Stocks – Europe Edges Higher After Trump’s China Blast; Maersk Surges
European stock markets traded largely flat Wednesday, with investors wary about U.S.-China relations, rising tensions in Belarus and ahead of the release of key European inflation data and minutes from the Federal Reserve.
The market overcame initial concern at harsh words by U.S. President Donald Trump saying late Tuesday that he had cancelled a scheduled session of trade talks with China at the end of last week because he “didn’t want to talk to them.”
The phase one trade deal has been the most stable point in this tempestuous relationship. But Trump’s comments indicated that the deal may be in trouble.

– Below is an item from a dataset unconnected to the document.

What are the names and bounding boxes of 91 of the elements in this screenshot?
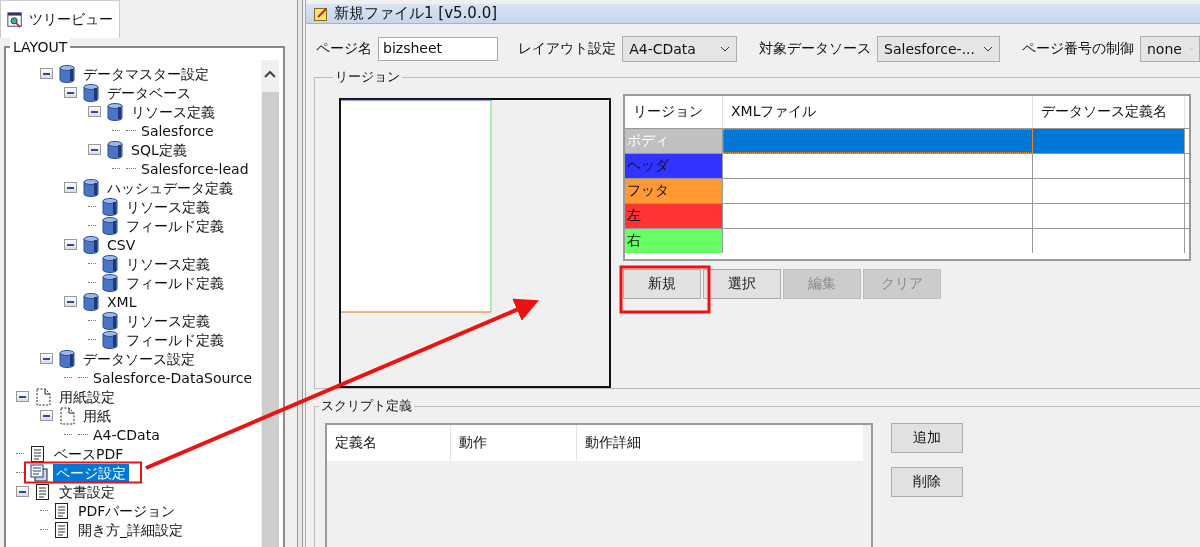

“We are approaching the period of peak risk,” said UBS Global Wealth Management chief economist Paul Donovan in a morning note. Trump, he noted, could announce new tariffs ahead of the election “to look tough on China,” and put off the hit to U.S. purchasing power and the global economy until after the election.
Markets will pay close attention to minutes from the Federal Reserve’s recent meeting due later in the day, as well as any progress towards an interim virus relief package.
Back in Europe, U.K. inflation surprised to the upside, with CPI coming in at 0.4% in July month-on-month and 1.0% year-on-year, above the -0.1% and 0.6% expected. EU data is released, later Wednesday.
Staying in the sector, Hochschild Mining (LON:HOCM) stock dropped 5.9% after reporting a sharp fall in pretax profit for the first half of 2020 due to Covid-19 related production stoppages.
On the flip side, AP Moeller-Maersk (CSE:MAERSKb) stock rose 4.9% as the shipping giant reinstated full-year guidance after posting better-than-expected second-quarter earnings.
RWE (DE:RWEG_p) shares fell 3.0% after the German energy group announced a capital raise to fund its investment in renewables.
Oil prices edged lower Wednesday, consolidating after overnight gains on the back of a drop in U.S. crude inventories of 4.3 million barrels, industry data from the American Petroleum Institute showed after the markets closed on Tuesday.
Investors will now look for the official U.S. government inventory data, due at 10:30 AM ET (1430 GMT), as well as the meeting of experts from the Organization of the Petroleum Exporting Countries and allies including Russia, a grouping known as OPEC+, to review adherence to their deal on oil output cuts.
U.S. crude futures traded 0.6% lower at $42.85 a barrel, while the international benchmark Brent contract fell 0.7% to $45.16.